The Genotype Diet: This diet developed by Dr. Peter D’Adamo can best be described by visiting this website http://www.genotypediet.com/index.shtmland this webpage: http://www.4yourtype.com/SPLASH_GENOTYPE.asp
The Gluten-free diet is a diet that excludes the protein gluten. Gluten is found in wheat, barley, rye, kamut and spelt. Wheat germ, Semolina and wheat bran should be exluded as well. Common foods have gluten include: pasta, couscous, bread, tortillas, muffins, pastries, gravy, crackers, cereals, dressings and sauces. Check out our gluten-free page to see all the products that we offer which are gluten-free
The Mediterranean Diet -emphasizes fruits, veggies, whole grains, beans, nuts, legumes, olive oil, and herbs and spices. Eat fish and poultry twice a week. Eat eggs, cheese, and yogurt in moderation. Red wine is allowed in moderation. Stay physically active
The Macrobiotic Diet – the word Macrobiotic means “long life. This diet emphasizes natural, organically and locally grown, whole grains including brown rice, barley, oats, rye, buckwheat.. Vegetables, including the leafy green, root, and sea varieties, along with beans and tofu and tempeh, are also recommended. Fruit, fish and seafood, seeds, and nuts might be on the menu once or twice a week. There are, No dairy, eggs, poultry, red meat, artificial, processed, or chemical additives in the macrobiotic diet.

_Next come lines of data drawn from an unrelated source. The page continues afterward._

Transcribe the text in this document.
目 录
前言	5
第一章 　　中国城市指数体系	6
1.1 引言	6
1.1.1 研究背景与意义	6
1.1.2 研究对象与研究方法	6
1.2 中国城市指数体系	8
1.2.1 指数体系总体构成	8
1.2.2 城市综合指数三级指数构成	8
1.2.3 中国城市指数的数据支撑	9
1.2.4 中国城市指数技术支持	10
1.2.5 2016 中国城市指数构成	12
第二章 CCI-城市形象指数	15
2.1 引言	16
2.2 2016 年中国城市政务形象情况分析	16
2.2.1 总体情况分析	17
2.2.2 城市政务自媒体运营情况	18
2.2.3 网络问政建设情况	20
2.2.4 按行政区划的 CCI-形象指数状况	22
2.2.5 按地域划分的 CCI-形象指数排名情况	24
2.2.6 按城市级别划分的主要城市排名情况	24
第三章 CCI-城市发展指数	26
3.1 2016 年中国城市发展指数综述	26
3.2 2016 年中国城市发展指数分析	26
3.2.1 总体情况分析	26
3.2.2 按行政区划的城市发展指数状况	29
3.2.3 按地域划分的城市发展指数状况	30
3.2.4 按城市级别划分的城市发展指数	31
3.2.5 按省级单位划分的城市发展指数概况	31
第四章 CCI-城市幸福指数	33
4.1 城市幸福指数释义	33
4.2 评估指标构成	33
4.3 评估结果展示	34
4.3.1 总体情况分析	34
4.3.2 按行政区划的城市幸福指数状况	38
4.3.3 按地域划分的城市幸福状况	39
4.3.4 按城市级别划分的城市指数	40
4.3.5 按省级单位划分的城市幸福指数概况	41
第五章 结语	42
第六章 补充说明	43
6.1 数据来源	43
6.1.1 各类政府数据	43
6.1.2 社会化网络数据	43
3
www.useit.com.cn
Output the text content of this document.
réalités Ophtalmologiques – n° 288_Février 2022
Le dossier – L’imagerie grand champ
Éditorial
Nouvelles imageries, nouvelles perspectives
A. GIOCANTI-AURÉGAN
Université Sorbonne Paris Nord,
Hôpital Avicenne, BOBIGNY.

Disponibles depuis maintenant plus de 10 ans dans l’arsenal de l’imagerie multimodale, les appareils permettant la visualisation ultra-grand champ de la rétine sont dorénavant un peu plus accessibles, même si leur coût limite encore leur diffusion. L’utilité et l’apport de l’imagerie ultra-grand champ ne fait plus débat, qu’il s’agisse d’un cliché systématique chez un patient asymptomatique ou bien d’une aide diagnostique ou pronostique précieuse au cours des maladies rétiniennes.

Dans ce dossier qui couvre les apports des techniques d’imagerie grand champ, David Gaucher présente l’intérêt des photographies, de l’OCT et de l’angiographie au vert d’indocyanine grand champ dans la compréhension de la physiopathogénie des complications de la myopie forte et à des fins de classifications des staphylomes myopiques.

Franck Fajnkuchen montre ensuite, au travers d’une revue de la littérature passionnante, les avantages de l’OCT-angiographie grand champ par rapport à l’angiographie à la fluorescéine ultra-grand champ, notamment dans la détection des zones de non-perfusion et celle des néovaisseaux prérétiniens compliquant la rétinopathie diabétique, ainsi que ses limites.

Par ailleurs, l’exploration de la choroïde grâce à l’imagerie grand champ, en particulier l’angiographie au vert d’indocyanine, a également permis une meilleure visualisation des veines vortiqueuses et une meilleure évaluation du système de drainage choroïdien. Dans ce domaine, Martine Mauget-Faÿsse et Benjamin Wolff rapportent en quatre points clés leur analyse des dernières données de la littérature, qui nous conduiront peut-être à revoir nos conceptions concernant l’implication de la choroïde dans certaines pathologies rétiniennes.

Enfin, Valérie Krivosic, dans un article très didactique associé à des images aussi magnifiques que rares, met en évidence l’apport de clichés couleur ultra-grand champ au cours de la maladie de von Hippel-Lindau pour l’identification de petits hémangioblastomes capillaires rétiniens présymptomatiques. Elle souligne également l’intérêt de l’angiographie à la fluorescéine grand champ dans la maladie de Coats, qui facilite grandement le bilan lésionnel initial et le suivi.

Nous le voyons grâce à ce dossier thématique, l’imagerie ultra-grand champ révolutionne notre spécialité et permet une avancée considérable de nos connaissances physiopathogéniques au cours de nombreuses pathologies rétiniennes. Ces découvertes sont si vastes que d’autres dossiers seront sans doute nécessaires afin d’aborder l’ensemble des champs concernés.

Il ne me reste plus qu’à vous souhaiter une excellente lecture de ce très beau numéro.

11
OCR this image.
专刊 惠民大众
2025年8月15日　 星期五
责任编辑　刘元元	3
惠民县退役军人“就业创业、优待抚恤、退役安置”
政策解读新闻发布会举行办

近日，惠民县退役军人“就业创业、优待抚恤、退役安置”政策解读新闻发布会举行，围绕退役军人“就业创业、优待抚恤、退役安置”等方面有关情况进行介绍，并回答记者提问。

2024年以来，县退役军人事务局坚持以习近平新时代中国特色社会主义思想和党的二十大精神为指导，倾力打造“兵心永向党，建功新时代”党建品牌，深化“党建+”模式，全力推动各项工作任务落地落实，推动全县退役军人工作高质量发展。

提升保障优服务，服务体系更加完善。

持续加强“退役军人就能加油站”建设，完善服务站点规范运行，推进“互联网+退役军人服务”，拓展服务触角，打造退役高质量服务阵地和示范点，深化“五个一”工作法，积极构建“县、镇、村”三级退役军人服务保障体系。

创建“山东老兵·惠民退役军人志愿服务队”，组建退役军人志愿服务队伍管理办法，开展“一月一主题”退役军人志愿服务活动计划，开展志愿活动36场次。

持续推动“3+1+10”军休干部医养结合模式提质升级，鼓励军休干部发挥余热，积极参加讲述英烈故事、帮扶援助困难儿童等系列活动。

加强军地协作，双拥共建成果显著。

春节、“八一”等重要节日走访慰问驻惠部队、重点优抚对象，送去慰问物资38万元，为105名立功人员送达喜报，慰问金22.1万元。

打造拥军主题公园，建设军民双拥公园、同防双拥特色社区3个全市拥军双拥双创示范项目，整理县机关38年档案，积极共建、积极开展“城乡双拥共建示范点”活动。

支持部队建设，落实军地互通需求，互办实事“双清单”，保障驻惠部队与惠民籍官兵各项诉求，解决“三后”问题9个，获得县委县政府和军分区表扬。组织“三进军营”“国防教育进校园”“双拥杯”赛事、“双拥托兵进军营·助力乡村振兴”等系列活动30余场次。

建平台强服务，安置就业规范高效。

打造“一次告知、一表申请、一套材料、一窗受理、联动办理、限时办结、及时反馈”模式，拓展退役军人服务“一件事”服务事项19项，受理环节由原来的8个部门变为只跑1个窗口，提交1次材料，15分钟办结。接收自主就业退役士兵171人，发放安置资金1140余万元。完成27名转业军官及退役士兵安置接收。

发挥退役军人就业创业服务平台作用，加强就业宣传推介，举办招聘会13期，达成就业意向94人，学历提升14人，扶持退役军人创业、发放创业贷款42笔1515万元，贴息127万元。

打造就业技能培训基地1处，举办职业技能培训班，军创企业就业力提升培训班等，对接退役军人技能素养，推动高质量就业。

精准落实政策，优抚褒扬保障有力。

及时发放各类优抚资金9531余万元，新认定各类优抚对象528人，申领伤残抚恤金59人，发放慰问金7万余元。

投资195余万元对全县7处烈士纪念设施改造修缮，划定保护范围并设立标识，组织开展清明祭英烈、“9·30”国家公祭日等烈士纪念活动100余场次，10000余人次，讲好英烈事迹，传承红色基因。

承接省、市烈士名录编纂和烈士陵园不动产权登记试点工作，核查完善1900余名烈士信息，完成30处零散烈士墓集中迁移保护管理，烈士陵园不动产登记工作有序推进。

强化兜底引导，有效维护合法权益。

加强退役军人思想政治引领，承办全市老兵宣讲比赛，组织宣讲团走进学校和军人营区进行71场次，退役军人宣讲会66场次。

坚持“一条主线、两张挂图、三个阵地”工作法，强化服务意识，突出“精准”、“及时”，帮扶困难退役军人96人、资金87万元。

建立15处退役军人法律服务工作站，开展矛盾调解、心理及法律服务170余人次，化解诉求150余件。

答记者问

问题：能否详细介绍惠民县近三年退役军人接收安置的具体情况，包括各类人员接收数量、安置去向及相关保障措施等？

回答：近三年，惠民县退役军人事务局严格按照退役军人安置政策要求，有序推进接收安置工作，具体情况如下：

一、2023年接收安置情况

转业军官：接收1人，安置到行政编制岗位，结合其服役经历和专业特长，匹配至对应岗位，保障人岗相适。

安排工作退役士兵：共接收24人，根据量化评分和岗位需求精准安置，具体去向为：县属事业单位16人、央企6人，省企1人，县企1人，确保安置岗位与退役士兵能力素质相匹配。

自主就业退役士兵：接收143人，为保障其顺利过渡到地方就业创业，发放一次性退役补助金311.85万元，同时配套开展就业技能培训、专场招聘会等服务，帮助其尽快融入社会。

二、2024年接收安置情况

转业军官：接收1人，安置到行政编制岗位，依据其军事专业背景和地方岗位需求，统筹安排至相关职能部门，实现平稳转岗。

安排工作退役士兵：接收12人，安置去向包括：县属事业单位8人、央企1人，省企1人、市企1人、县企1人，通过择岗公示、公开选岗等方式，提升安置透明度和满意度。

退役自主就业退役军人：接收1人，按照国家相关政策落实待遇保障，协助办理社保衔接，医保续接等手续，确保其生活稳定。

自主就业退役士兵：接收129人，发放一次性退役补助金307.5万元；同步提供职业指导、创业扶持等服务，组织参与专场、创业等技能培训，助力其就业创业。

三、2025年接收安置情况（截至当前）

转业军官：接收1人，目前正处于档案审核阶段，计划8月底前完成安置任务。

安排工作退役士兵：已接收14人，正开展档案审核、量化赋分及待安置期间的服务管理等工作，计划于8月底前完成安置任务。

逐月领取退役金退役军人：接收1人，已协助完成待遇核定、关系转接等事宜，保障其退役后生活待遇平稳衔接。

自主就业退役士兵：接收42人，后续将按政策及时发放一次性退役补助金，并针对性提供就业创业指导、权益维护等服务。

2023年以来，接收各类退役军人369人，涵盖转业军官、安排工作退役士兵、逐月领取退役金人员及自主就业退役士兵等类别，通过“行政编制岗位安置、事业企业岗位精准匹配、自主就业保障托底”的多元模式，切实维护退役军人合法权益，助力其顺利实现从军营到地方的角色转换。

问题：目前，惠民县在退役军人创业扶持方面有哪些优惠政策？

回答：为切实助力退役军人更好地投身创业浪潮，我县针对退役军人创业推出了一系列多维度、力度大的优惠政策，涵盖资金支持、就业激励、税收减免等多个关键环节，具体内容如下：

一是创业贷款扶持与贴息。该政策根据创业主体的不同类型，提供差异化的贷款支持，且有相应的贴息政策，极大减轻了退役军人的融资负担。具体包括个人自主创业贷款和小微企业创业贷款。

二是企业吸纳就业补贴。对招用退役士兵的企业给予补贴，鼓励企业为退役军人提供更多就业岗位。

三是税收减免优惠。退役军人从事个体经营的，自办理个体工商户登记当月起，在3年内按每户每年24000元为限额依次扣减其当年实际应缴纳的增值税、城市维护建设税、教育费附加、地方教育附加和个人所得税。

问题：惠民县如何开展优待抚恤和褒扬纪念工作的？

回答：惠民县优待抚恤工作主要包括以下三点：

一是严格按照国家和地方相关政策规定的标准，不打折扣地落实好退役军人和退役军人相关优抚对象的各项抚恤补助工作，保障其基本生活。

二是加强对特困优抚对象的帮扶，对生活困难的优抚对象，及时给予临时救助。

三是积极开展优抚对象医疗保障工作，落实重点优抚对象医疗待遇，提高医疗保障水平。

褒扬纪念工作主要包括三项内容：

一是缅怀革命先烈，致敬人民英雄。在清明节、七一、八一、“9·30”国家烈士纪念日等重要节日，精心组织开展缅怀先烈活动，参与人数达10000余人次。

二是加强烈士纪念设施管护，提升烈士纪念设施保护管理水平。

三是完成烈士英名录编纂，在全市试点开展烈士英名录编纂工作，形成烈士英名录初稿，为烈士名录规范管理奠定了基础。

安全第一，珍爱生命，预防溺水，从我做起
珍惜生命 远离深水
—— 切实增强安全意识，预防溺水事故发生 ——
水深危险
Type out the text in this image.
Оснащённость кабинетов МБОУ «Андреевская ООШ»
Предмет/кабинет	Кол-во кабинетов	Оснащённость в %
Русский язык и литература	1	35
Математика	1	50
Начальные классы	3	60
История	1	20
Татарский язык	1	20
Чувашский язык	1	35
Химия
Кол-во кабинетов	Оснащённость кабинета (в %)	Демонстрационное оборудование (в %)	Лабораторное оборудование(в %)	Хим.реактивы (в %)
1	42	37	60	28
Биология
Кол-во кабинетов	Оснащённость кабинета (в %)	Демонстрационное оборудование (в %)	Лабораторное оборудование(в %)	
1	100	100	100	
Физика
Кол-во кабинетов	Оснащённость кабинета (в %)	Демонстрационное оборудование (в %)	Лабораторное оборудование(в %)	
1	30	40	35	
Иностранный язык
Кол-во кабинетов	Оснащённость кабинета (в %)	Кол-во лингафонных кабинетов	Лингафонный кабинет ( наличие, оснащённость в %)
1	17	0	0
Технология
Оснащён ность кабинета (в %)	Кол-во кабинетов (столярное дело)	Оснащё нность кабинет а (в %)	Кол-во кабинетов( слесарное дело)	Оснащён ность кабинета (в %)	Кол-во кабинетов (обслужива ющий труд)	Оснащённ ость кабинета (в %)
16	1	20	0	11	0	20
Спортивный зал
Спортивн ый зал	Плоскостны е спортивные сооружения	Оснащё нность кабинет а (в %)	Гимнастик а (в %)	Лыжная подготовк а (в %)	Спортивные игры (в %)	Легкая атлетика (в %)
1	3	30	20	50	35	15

Dean Ornish—a professor of medicine at the University of California, San Francisco, and founder of the Preventive Medicine Research Institute in nearby Sausalito. Ornish categorizes food into five groups from most (group 1) to least (group 5) healthful. In addition, Dean Ornish stresses aerobic activities, resistance training, deep breathing, meditation, and yoga. See this link for more information on Ornish’s program: http://ornishspectrum.com/proven-program/nutrition/
The Paleo diet is based on a simple premise that if the cavemen didn’t eat it, we shouldn’t either. If you follow this diet be sure to eliminate refined sugar, dairy, legumes and grains and include in your diet meat, fish, poultry, fruits, and veggies
Raw Food Diet: If you follow this diet you will eat about 75 to 80 percent of plant-based foods never heated above 115 degrees F. You will also include fresh fruit and vegetables, sprouts, seeds, and nuts, cashews, sunflower seeds, and raw almond butter. Grains are also OK. You may eat dried organic legumes, lentils, chickpeas, adzuki beans, and mung beans) eaten raw. Add some cold-pressed extra-virgin olive oil; raw virgin coconut oil; and raw coconut butter, fresh vegetable juices and herbal teas.
Vegan Diet: Vegans exclude animal products and even dairy and eggs. If you follow this diet include vegetables, leafy greens, whole grains, nuts, seeds, and legumes.
Vegetarian Diet: Most choose a lacto-ovo approach, turning their backs on meat, fish, and poultry but still eating dairy products and eggs. (Lacto-vegetarians, also do not eat eggs, whereas ovo-vegetarians also do not eat dairy.)